“It’s not whether you win or lose, but how you play the game.” This age-old maxim applies not just to sports, but to high school and to college admissions as well. Many students would be surprised to discover that their strength of curriculum, or the types of courses in which they enroll during high school, is often times viewed as more important in the admissions process than grade point average or standardized test performance. If prospective applicants hope to win admission into competitive, four-year colleges, they need to allot course selection the attention it deserves and consider adopting the following strategies:
1. Enroll in a fourth year of math and science. Although most high schools only require that students complete three years of science and math to graduate, competitive colleges like to see a fourth year in these subjects. Opting for math and science during your senior year demonstrates to an admissions office that you are intellectually motivated and willing to negotiate the rigors of a college curriculum. It may also improve your prospects for college success, at least according to a widely cited U.S. Department of Education study:
“The highest level of mathematics reached in high school continues to be a key marker in precollegiate momentum with the tipping point now firmly above Algebra II. The world has gone quantitative: business, geography, criminal justice, history, allied health fields – a full range of disciplines and job tasks tells students why math requirements are not just some abstract school exercise.”
2. Consider adding an AP/IB course, or two. Taking Advanced Placement or International Baccalaureate courses during high school signals to your prospective colleges that you are enrolled in a challenging course of study, and thus prepared for college-level work. In a nationwide survey, The National Association of College Admissions Counseling (NACAC) discovered that 75 percent of all colleges considered AP/IB performance as an important factor in the admissions process, and that 94 percent of selective colleges, in particular, viewed strength of curriculum as “considerably important.”
3. Enroll in challenging and/or relevant electives. Instead of registering for a cooking or sewing class, enroll in journalism, psychology, French or some other academic course that will challenge you and demonstrate to your prospective schools that you are passionate about learning. Although usually not as rigorous as some core academic courses (in math, science, history, etc), electives play an important role in the admissions process. If chosen carefully, they can help develop your talents and allow you to further exhibit your interest in a particular subject area. If you are an aspiring architect, for example, choosing an elective in engineering or CAD (computer-aided-design) will help you to develop a portfolio of related work (now required by most architecture schools) and capture the attention of an admissions officer or faculty member who is seeking applicants committed to this field.
4. Finally, know your limits, and don’t take on too much.
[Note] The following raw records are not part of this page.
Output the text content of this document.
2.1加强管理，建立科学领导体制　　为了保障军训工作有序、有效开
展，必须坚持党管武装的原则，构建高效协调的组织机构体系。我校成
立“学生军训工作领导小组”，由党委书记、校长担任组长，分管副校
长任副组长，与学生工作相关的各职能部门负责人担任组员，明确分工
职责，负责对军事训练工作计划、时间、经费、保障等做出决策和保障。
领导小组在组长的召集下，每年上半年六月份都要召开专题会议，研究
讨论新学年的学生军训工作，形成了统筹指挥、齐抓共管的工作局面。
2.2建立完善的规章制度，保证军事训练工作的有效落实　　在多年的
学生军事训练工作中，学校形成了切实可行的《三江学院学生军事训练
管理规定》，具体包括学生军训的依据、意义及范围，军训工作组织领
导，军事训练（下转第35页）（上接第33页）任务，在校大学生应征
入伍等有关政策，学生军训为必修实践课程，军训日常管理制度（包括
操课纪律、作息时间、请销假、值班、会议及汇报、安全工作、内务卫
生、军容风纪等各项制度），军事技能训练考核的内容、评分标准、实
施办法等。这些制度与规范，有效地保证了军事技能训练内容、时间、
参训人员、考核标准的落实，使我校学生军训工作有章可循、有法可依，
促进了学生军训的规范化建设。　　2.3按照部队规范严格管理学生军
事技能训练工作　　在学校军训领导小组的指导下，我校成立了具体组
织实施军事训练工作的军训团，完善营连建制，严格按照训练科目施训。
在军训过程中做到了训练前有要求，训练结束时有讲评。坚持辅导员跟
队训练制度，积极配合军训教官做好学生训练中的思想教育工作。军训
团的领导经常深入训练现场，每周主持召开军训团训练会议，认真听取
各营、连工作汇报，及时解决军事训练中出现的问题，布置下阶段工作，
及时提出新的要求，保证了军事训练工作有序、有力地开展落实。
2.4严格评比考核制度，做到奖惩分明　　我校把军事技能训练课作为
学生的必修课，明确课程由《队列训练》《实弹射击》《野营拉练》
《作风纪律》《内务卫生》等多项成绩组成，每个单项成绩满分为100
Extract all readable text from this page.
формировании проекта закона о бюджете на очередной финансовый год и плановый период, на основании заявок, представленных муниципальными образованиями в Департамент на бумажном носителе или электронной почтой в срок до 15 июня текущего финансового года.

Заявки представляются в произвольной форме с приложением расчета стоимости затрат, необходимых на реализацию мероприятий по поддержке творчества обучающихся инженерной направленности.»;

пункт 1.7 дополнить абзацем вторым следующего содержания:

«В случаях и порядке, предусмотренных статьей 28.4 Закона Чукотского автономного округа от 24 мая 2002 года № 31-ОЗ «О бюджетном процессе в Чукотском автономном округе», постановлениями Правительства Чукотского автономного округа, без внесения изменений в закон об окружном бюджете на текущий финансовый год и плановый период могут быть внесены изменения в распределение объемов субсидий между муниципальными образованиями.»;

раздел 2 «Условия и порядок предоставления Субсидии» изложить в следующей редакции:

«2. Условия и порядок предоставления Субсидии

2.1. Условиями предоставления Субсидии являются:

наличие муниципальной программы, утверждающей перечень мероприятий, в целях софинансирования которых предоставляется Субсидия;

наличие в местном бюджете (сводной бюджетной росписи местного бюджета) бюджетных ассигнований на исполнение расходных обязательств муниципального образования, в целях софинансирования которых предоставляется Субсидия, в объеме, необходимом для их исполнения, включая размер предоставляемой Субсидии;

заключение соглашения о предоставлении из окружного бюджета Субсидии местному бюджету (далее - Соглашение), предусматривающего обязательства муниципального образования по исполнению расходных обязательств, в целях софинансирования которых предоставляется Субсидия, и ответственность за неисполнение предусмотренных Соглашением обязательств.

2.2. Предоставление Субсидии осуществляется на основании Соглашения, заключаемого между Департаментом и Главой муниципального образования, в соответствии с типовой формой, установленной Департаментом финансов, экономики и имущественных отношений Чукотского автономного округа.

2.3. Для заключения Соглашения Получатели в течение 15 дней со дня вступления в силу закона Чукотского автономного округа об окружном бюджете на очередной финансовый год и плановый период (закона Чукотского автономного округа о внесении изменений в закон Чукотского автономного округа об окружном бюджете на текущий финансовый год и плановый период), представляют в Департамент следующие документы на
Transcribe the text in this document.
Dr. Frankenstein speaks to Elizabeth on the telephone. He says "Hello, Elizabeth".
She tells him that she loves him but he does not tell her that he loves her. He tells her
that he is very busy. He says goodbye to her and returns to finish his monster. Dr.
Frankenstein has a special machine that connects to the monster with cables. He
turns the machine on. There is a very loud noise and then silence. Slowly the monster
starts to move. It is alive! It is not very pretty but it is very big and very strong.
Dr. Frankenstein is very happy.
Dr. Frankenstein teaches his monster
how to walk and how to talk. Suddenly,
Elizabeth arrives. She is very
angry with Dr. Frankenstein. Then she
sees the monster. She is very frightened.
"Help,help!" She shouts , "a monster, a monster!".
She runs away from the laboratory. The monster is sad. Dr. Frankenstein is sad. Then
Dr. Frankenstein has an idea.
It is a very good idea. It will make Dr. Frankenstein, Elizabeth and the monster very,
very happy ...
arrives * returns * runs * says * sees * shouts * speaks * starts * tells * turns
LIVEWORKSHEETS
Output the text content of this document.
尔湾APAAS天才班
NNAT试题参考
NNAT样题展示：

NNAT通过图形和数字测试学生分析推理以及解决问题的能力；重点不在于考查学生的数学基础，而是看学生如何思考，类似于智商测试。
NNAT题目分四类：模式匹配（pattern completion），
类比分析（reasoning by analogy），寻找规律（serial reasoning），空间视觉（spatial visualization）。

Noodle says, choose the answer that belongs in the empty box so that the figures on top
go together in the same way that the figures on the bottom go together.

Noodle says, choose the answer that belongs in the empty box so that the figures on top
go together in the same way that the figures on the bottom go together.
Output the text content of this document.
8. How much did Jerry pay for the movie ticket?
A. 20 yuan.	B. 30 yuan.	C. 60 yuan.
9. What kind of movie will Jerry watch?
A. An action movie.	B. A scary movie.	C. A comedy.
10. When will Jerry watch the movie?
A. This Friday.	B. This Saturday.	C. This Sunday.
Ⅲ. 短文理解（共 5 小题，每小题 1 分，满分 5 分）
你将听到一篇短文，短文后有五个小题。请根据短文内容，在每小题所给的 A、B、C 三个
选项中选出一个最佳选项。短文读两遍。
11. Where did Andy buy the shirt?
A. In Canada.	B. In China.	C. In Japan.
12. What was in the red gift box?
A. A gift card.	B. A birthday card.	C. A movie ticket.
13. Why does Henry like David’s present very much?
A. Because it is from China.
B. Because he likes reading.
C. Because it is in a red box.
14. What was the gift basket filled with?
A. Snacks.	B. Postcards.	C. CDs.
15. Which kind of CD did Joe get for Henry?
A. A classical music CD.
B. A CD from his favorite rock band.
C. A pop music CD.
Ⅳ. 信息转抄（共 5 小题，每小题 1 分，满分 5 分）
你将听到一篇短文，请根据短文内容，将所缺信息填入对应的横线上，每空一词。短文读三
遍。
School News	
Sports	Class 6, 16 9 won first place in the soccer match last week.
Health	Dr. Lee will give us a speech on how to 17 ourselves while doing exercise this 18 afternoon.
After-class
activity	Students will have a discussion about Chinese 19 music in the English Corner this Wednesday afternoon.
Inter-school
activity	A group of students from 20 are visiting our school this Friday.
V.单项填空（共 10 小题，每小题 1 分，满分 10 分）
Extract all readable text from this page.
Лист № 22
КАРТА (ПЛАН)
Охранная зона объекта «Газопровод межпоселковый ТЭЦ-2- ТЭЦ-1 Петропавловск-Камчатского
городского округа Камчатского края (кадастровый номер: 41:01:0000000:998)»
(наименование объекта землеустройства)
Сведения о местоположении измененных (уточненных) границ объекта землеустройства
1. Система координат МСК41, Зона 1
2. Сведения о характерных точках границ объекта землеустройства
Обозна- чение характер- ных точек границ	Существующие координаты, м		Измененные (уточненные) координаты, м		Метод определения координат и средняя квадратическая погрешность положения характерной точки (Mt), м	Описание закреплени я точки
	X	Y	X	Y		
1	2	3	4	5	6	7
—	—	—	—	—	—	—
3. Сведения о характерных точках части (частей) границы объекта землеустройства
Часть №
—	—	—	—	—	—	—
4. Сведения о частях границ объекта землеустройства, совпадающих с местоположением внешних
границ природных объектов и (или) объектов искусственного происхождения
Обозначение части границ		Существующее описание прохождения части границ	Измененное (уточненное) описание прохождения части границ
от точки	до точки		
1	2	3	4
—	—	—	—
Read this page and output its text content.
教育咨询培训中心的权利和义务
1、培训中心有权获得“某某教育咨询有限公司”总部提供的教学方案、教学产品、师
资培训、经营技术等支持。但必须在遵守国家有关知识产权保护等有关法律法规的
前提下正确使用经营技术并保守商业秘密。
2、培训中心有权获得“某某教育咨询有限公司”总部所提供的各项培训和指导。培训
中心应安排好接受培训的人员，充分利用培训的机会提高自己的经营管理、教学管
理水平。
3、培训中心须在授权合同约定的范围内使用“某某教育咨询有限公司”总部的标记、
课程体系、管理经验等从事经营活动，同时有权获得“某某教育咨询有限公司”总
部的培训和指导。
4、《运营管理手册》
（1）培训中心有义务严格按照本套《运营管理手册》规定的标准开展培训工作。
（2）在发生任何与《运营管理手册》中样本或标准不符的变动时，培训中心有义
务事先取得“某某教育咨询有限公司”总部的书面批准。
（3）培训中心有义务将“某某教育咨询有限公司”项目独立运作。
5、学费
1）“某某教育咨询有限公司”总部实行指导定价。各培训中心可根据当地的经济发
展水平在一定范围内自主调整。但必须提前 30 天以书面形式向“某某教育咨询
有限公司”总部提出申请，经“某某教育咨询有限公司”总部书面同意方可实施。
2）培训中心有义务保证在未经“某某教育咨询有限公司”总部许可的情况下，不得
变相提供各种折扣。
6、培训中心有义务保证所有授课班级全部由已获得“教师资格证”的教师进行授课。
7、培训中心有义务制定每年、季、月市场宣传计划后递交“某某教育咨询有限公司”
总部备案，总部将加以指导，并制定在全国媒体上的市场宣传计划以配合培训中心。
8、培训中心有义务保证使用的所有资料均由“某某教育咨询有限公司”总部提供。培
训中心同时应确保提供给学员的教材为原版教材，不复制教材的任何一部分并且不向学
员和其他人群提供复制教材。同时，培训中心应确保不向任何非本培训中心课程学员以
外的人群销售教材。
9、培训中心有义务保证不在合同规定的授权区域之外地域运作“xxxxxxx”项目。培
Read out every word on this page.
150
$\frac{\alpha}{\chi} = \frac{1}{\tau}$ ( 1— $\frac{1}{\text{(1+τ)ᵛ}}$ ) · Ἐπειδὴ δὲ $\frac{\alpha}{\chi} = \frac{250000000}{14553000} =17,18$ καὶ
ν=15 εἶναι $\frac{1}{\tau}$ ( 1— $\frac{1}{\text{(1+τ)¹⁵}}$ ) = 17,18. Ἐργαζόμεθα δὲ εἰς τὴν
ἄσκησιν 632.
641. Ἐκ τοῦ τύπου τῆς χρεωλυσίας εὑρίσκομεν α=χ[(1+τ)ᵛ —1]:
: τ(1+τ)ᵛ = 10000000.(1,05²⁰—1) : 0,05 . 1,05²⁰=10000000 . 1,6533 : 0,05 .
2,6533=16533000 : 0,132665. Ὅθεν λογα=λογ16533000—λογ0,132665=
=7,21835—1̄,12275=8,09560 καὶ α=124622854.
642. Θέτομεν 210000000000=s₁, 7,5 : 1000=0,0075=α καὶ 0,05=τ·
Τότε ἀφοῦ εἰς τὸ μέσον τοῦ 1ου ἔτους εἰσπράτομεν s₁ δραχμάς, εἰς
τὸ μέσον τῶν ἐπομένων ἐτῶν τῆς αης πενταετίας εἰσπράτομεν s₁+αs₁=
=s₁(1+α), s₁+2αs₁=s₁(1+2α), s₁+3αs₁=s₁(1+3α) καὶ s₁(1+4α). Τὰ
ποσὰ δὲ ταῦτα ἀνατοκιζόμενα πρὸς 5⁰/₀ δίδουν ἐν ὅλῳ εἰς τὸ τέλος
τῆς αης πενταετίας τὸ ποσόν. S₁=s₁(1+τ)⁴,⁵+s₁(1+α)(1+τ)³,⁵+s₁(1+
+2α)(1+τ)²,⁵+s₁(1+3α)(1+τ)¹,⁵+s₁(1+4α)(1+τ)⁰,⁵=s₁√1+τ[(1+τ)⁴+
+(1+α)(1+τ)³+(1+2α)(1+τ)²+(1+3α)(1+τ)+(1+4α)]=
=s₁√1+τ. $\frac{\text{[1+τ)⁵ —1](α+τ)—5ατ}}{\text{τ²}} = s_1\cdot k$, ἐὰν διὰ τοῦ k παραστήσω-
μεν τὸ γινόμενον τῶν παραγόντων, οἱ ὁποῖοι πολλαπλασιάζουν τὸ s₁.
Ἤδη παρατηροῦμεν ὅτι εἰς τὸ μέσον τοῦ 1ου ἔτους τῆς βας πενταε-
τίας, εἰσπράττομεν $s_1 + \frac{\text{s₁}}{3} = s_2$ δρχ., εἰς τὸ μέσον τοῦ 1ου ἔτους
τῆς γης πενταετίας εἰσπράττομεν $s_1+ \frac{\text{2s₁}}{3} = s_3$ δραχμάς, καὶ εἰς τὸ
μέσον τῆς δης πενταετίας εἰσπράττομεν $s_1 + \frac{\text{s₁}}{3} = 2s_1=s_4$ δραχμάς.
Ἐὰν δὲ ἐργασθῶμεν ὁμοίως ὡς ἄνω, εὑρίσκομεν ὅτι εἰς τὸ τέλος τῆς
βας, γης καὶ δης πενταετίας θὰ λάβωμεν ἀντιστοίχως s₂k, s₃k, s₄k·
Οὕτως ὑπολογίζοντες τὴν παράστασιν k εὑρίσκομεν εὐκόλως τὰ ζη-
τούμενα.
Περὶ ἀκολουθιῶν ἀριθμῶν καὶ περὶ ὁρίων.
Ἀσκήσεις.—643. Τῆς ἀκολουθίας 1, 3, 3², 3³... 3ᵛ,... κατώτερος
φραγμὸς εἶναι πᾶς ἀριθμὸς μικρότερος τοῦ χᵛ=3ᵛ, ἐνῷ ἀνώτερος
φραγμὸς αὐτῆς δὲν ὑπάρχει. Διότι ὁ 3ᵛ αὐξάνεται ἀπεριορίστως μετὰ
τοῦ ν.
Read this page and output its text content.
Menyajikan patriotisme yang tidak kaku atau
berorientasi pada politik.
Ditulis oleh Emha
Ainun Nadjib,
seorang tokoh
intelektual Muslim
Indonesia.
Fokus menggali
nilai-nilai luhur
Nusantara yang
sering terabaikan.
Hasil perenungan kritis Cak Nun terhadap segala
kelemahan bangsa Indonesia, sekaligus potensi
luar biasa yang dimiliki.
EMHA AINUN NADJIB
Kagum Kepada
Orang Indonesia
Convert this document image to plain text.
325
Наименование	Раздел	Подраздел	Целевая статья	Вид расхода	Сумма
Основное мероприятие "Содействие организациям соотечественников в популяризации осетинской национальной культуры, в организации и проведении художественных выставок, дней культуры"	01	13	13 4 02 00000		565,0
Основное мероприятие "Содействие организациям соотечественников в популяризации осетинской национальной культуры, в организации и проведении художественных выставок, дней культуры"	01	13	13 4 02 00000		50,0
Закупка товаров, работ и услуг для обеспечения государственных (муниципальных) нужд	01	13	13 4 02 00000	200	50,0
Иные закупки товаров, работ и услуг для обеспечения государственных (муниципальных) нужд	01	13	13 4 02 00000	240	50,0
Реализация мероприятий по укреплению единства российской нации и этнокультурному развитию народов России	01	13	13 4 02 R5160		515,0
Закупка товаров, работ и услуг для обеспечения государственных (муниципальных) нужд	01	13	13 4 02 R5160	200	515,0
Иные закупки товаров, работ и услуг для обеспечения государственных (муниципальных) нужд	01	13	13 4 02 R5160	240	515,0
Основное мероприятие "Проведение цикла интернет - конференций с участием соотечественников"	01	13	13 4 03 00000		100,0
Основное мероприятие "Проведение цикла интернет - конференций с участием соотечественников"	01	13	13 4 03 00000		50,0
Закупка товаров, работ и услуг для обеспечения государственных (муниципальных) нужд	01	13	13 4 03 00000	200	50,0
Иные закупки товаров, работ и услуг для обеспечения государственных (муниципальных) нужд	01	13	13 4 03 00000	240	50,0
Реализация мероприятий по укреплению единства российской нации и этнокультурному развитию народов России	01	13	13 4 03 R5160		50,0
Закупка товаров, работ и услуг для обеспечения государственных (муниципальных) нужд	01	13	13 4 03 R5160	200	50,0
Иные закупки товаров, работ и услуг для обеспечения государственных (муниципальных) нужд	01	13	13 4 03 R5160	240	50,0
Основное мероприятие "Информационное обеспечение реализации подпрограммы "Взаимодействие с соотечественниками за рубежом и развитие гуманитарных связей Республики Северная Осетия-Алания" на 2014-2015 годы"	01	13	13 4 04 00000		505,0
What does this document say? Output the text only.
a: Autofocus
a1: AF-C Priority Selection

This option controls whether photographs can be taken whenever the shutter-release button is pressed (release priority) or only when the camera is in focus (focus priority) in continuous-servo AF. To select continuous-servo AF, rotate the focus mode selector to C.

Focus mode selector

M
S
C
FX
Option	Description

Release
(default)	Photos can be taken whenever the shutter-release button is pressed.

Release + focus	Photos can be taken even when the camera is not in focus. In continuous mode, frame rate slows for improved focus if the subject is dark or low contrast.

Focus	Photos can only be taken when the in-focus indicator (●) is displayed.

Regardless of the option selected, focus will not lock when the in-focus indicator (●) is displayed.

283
Adding an AP or IB course is fine, but if you are enrolled in two AP courses your junior year and opt for five such courses your senior year, you’re likely to become overwhelmed and earn less than satisfactory grades. Tom Reason, Director of Admission at the University of Wisconsin-Madison recently expressed his views on the importance of striking a balance when it comes to course rigor: “We don’t expect students to take every AP or IB course available. We do expect students to have made thoughtful choices that exemplify full preparation for college. Rigorous course work without performance in that course work is not what we’re after and will not be fruitful.” Reason’s views echo the views of most other college admission officers, and reveal the need for all students to reflect upon their own academic limits and to then challenge themselves accordingly. In doing so, students will not only become happier and more productive learners, they will become better college applicants.